Ce que dit la recherche sur la prise de notes et l’apprentissage
Sur la question de savoir si — et comment — prendre des notes améliore l’apprentissage, la littérature est abondante. Deux résultats dominent.
L’écriture manuscrite devance la frappe — de bien moins qu’on vous l’a dit. Une méta-analyse de 2024 parue dans Educational Psychology Review [Flanigan et al., 2024] View in bibliography → a réuni 24 études portant sur environ 3 000 étudiants. La frappe l’emporte nettement sur un axe : les notes tapées contiennent bien plus de mots. L’écriture manuscrite l’emporte sur l’axe qui compte, la réussite, avec un g de Hedges = 0,248 — mesuré de façon fiable, et petit. Dans la présentation binomiale des auteurs, cela représente environ 9,5 % des étudiants écrivant à la main atteignant la meilleure note, contre 6 % de ceux qui tapent.
Il vaut la peine de le dire clairement : ce résultat en a remplacé un plus ancien et beaucoup plus audacieux, car l’ancien circule encore partout. Pendant dix ans, la référence standard a été l’étude de Mueller et Oppenheimer de 2014, qui rapportait un large avantage de la main pour le rappel conceptuel. Cette étude n’a pas survécu à la réplication directe — Morehead, Dunlosky et Rawson en 2019, puis Urry et ses collègues en 2021, qui ont ajouté une mini-méta-analyse sur huit études apparentées et n’ont pratiquement rien trouvé. Le résultat a survécu à sa source : un effet proche de g = 0,25 est tout simplement trop petit pour qu’une seule étude sur 142 personnes le détecte. Par ailleurs, les travaux d’EEG haute densité d’ Audrey van der Meer et ses collègues [van der Meer et al., 2020] View in bibliography → montrent une activation plus large pendant l’écriture manuscrite que pendant la frappe. C’est un corrélat neuronal, pas une mesure d’apprentissage, et il ne faut pas le lire ainsi.
Pour la médecine, l’implication pratique est plus étroite que « ne tapez pas ». La modalité vaut un petit avantage. Ce que vous faites ensuite de vos notes en vaut beaucoup plus — et c’est exactement l’objet du second résultat.

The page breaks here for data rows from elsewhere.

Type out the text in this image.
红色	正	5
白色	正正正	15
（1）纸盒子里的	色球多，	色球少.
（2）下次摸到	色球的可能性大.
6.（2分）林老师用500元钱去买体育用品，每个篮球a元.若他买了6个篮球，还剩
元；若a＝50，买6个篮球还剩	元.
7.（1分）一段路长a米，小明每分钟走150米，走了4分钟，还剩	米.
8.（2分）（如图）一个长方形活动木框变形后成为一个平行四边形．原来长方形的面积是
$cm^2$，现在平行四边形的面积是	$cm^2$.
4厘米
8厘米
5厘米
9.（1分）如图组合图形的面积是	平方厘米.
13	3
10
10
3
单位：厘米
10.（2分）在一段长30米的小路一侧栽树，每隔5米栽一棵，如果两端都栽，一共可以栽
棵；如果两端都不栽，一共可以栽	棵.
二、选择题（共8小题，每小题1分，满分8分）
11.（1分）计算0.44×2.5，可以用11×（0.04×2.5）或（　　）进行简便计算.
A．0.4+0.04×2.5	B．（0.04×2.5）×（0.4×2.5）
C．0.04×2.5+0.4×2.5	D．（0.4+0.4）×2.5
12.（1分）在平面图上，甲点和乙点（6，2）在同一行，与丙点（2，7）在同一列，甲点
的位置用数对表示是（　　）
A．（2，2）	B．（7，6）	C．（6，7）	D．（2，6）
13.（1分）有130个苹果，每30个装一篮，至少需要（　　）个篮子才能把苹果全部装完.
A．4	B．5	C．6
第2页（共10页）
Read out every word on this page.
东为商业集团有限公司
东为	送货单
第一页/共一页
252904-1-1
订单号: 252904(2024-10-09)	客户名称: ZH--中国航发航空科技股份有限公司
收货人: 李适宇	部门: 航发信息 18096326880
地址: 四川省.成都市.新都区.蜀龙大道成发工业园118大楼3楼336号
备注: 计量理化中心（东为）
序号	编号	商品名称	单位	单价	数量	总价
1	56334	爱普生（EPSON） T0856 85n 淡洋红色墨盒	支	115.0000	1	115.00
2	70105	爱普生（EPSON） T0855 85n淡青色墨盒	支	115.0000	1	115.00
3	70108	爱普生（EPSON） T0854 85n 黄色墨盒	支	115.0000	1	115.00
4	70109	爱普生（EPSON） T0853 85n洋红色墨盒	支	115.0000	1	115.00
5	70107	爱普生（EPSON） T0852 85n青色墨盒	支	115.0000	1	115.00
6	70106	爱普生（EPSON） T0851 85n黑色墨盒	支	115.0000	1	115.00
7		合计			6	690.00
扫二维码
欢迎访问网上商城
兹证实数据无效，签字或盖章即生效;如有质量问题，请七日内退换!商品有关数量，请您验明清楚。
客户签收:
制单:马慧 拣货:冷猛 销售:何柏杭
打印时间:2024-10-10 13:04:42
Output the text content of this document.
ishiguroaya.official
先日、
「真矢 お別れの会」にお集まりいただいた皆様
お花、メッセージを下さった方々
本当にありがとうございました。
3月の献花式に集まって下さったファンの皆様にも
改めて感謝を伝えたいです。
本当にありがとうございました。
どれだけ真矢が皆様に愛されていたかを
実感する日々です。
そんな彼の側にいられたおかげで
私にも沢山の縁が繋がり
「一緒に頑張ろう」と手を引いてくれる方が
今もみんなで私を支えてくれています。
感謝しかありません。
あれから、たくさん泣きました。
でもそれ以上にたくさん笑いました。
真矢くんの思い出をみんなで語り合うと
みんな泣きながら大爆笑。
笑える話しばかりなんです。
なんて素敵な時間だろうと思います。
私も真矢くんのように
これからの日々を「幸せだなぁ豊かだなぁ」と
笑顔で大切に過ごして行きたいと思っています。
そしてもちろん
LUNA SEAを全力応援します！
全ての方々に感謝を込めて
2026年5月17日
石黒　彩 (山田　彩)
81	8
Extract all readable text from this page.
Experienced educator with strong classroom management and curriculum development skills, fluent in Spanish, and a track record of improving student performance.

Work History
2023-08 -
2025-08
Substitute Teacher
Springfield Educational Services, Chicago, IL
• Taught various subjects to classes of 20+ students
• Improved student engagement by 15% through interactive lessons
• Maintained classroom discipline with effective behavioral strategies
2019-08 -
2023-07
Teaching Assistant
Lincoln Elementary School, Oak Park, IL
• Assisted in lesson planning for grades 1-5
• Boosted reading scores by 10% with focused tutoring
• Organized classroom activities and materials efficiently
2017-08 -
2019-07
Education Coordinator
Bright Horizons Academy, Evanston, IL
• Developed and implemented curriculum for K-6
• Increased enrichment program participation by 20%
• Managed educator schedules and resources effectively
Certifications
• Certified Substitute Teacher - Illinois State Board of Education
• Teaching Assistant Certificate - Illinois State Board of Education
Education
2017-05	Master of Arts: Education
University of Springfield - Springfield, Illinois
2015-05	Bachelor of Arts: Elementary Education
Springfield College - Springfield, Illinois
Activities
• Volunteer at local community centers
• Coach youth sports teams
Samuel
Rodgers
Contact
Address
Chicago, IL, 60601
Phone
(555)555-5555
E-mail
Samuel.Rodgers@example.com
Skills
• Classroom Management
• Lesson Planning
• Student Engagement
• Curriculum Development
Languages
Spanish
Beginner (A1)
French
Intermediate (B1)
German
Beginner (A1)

Les notes comptent davantage pour la révision que pour la capture. Un second courant de la littérature montre que relire activement ses propres notes produit plus d’apprentissage que l’acte initial de les prendre. La méta-analyse de 2024 a testé cela directement comme modérateur, et le résultat va dans le même sens : l’avantage de l’écriture manuscrite devenait plus grand quand les étudiants pouvaient réviser avant l’évaluation, pas plus petit. La valeur de l’écriture à la main ne se dépense pas pendant que vous écrivez. Elle s’encaisse plus tard, quand vous revenez. L’implication : les notes valent surtout parce qu’elles créent quelque chose d’où récupérer plus tard, et c’est la récupération qui produit une mémoire durable. Des notes magnifiques que personne ne révise sont pour l’essentiel de la mise en scène.
Les deux résultats combinés : écrivez à la main si vous le pouvez, et concevez le système pour que les notes soient révisées activement (pas seulement relues).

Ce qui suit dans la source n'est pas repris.